Follow the Money: InnerWorkings’s Financial State Looks Increasingly Fragile
- Looking beyond IW’s above market revenue growth, we find a company with declining gross margins and free cash flow. IW just lost business from its largest customer, yet the CEO began selling stock a few weeks after IW announced an “expanded” relationship with the same customer. Where there’s smoke, there’s fire. IW had two directors resign and two decide not to run for reelection in 2012 (3 were on the audit committee).
IW’s Founder Has a History of Over-Promising and Under-Delivering to Shareholders
- IW’s founders have used the same playbook of over-promising their ability to disrupt a big market opportunity with a proprietary technology in the past. As detailed previously by both Barron’s and Fortune articles, IW’s founder Eric Lefkofsky (also a co-founder of Groupon) has a history of burning investors with failed expectations. One of his prior ventures, Starbelly.com, promised to transform the apparel industry, but rapidly went into bankruptcy. Fraud lawsuits followed claiming its software never worked as promised. Ironically, IW touted its PPM4 technology, which has been quietly swept under the rug. However, a recently disclosed patent lawsuit could cost the company up to $56m.

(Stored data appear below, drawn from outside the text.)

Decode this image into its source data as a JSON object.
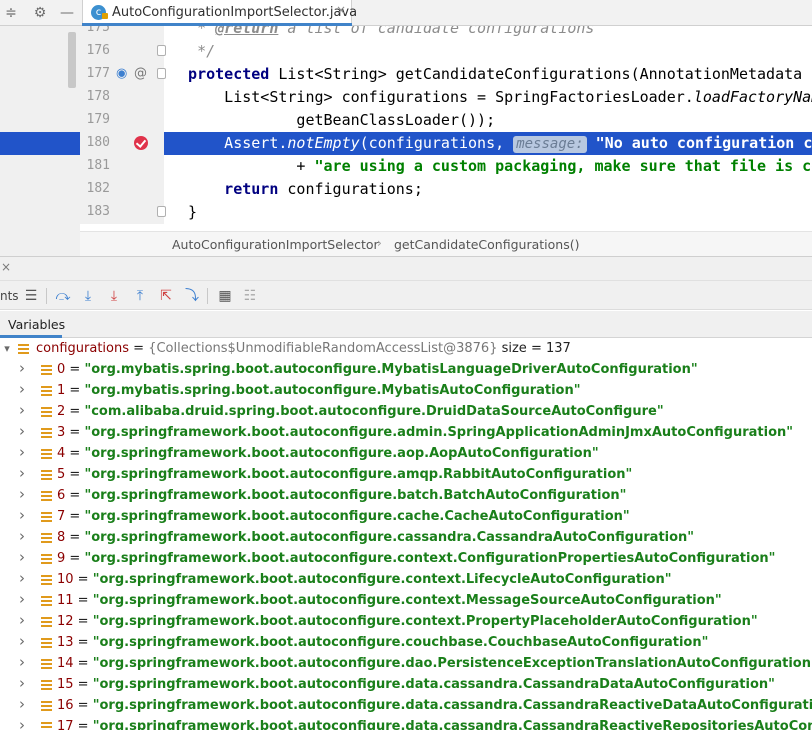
{
  "tab": {
    "class_badge": "c",
    "filename": "AutoConfigurationImportSelector.java",
    "close": "×"
  },
  "editor": {
    "lines": [
      {
        "n": "175",
        "parts": [
          [
            "com",
            "   * "
          ],
          [
            "com-tag",
            "@return"
          ],
          [
            "com",
            " a list of candidate configurations"
          ]
        ]
      },
      {
        "n": "176",
        "parts": [
          [
            "com",
            "   */"
          ]
        ]
      },
      {
        "n": "177",
        "parts": [
          [
            "kw",
            "  protected "
          ],
          [
            "",
            "List<String> getCandidateConfigurations(AnnotationMetadata m"
          ]
        ]
      },
      {
        "n": "178",
        "parts": [
          [
            "",
            "      List<String> configurations = SpringFactoriesLoader."
          ],
          [
            "itl",
            "loadFactoryNam"
          ]
        ]
      },
      {
        "n": "179",
        "parts": [
          [
            "",
            "              getBeanClassLoader());"
          ]
        ]
      },
      {
        "n": "180",
        "parts": [
          [
            "",
            "      Assert."
          ],
          [
            "itl",
            "notEmpty"
          ],
          [
            "",
            "(configurations, "
          ],
          [
            "hint",
            "message:"
          ],
          [
            "str",
            " \"No auto configuration cl"
          ]
        ]
      },
      {
        "n": "181",
        "parts": [
          [
            "",
            "              + "
          ],
          [
            "str",
            "\"are using a custom packaging, make sure that file is co"
          ]
        ]
      },
      {
        "n": "182",
        "parts": [
          [
            "kw",
            "      return "
          ],
          [
            "",
            "configurations;"
          ]
        ]
      },
      {
        "n": "183",
        "parts": [
          [
            "",
            "  }"
          ]
        ]
      }
    ]
  },
  "breadcrumb": {
    "class": "AutoConfigurationImportSelector",
    "sep": "›",
    "method": "getCandidateConfigurations()"
  },
  "debug": {
    "close": "×",
    "tab_fragment": "nts",
    "variables_tab": "Variables"
  },
  "variables": {
    "root": {
      "name": "configurations",
      "eq": " = ",
      "obj": "{Collections$UnmodifiableRandomAccessList@3876}",
      "size": "  size = 137"
    },
    "items": [
      {
        "i": "0",
        "v": "\"org.mybatis.spring.boot.autoconfigure.MybatisLanguageDriverAutoConfiguration\""
      },
      {
        "i": "1",
        "v": "\"org.mybatis.spring.boot.autoconfigure.MybatisAutoConfiguration\""
      },
      {
        "i": "2",
        "v": "\"com.alibaba.druid.spring.boot.autoconfigure.DruidDataSourceAutoConfigure\""
      },
      {
        "i": "3",
        "v": "\"org.springframework.boot.autoconfigure.admin.SpringApplicationAdminJmxAutoConfiguration\""
      },
      {
        "i": "4",
        "v": "\"org.springframework.boot.autoconfigure.aop.AopAutoConfiguration\""
      },
      {
        "i": "5",
        "v": "\"org.springframework.boot.autoconfigure.amqp.RabbitAutoConfiguration\""
      },
      {
        "i": "6",
        "v": "\"org.springframework.boot.autoconfigure.batch.BatchAutoConfiguration\""
      },
      {
        "i": "7",
        "v": "\"org.springframework.boot.autoconfigure.cache.CacheAutoConfiguration\""
      },
      {
        "i": "8",
        "v": "\"org.springframework.boot.autoconfigure.cassandra.CassandraAutoConfiguration\""
      },
      {
        "i": "9",
        "v": "\"org.springframework.boot.autoconfigure.context.ConfigurationPropertiesAutoConfiguration\""
      },
      {
        "i": "10",
        "v": "\"org.springframework.boot.autoconfigure.context.LifecycleAutoConfiguration\""
      },
      {
        "i": "11",
        "v": "\"org.springframework.boot.autoconfigure.context.MessageSourceAutoConfiguration\""
      },
      {
        "i": "12",
        "v": "\"org.springframework.boot.autoconfigure.context.PropertyPlaceholderAutoConfiguration\""
      },
      {
        "i": "13",
        "v": "\"org.springframework.boot.autoconfigure.couchbase.CouchbaseAutoConfiguration\""
      },
      {
        "i": "14",
        "v": "\"org.springframework.boot.autoconfigure.dao.PersistenceExceptionTranslationAutoConfiguration\""
      },
      {
        "i": "15",
        "v": "\"org.springframework.boot.autoconfigure.data.cassandra.CassandraDataAutoConfiguration\""
      },
      {
        "i": "16",
        "v": "\"org.springframework.boot.autoconfigure.data.cassandra.CassandraReactiveDataAutoConfiguration\""
      },
      {
        "i": "17",
        "v": "\"org.springframework.boot.autoconfigure.data.cassandra.CassandraReactiveRepositoriesAutoConfiguration\""
      }
    ]
  },
  "colors": {
    "accent": "#4083c9",
    "selection": "#2154c9",
    "string": "#008000",
    "keyword": "#000080",
    "breakpoint": "#e0324a"
  }
}
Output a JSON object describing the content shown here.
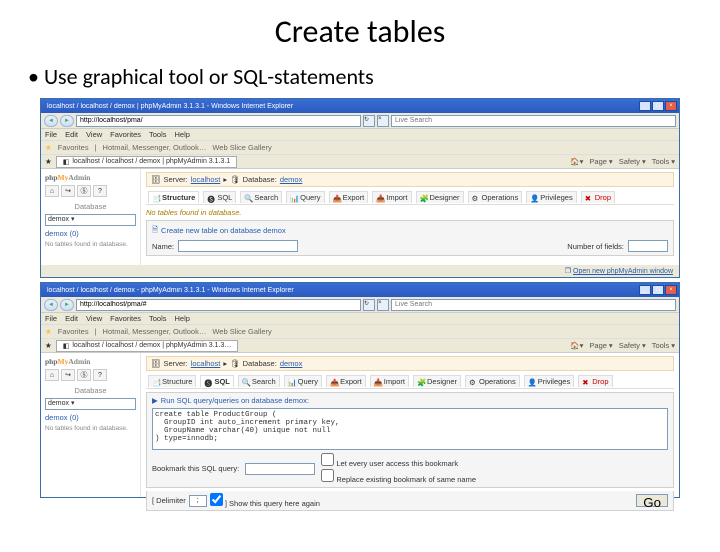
{
  "slide": {
    "title": "Create tables",
    "bullet": "Use graphical tool or SQL-statements"
  },
  "browser1": {
    "window_title": "localhost / localhost / demox | phpMyAdmin 3.1.3.1 - Windows Internet Explorer",
    "url": "http://localhost/pma/",
    "search_placeholder": "Live Search",
    "menu": [
      "File",
      "Edit",
      "View",
      "Favorites",
      "Tools",
      "Help"
    ],
    "favorites_label": "Favorites",
    "fav_links": [
      "Hotmail, Messenger, Outlook…",
      "Web Slice Gallery"
    ],
    "tab_label": "localhost / localhost / demox | phpMyAdmin 3.1.3.1",
    "toolbar": {
      "home": "Home",
      "page": "Page",
      "safety": "Safety",
      "tools": "Tools"
    }
  },
  "browser2": {
    "window_title": "localhost / localhost / demox - phpMyAdmin 3.1.3.1 - Windows Internet Explorer",
    "url": "http://localhost/pma/#",
    "search_placeholder": "Live Search",
    "menu": [
      "File",
      "Edit",
      "View",
      "Favorites",
      "Tools",
      "Help"
    ],
    "favorites_label": "Favorites",
    "fav_links": [
      "Hotmail, Messenger, Outlook…",
      "Web Slice Gallery"
    ],
    "tab_label": "localhost / localhost / demox | phpMyAdmin 3.1.3…",
    "toolbar": {
      "home": "Home",
      "page": "Page",
      "safety": "Safety",
      "tools": "Tools"
    }
  },
  "pma": {
    "sidebar": {
      "database_label": "Database",
      "db_selected": "demox",
      "db_link_1": "demox (0)",
      "db_link_2": "demox (0)",
      "no_tables": "No tables found in database."
    },
    "breadcrumb": {
      "server_label": "Server:",
      "server": "localhost",
      "db_label": "Database:",
      "db": "demox"
    },
    "tabs": {
      "structure": "Structure",
      "sql": "SQL",
      "search": "Search",
      "query": "Query",
      "export": "Export",
      "import": "Import",
      "designer": "Designer",
      "operations": "Operations",
      "privileges": "Privileges",
      "drop": "Drop"
    },
    "structure_page": {
      "no_tables": "No tables found in database.",
      "create_title": "Create new table on database demox",
      "name_label": "Name:",
      "fields_label": "Number of fields:"
    },
    "sql_page": {
      "run_title": "Run SQL query/queries on database demox:",
      "sql_text": "create table ProductGroup (\n  GroupID int auto_increment primary key,\n  GroupName varchar(40) unique not null\n) type=innodb;",
      "bookmark_label": "Bookmark this SQL query:",
      "cb_let_users": "Let every user access this bookmark",
      "cb_replace": "Replace existing bookmark of same name",
      "delimiter_label": "[ Delimiter",
      "delimiter_value": ";",
      "show_again": "] Show this query here again",
      "go": "Go"
    },
    "footer_link": "Open new phpMyAdmin window"
  }
}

Sell-Side Analysts Are Seeing None of These Major Issues and Incorrectly Valuing IW’s Stock
- Sell-side analysts incorrectly believe IW’s stock price is worth $16.00, indicating 45% upside. They are incorrectly evaluating IW’s revenue growth and market opportunities, and overlooking the numerous red flags we will highlight.
- Given these risks, we believe IW should be valued closer to its commercial printing/diversified business products and services peers at 8-12x 2013 earnings and 5x-7x 2013 EBITDA, which would result in a stock price closer to $5.00/share.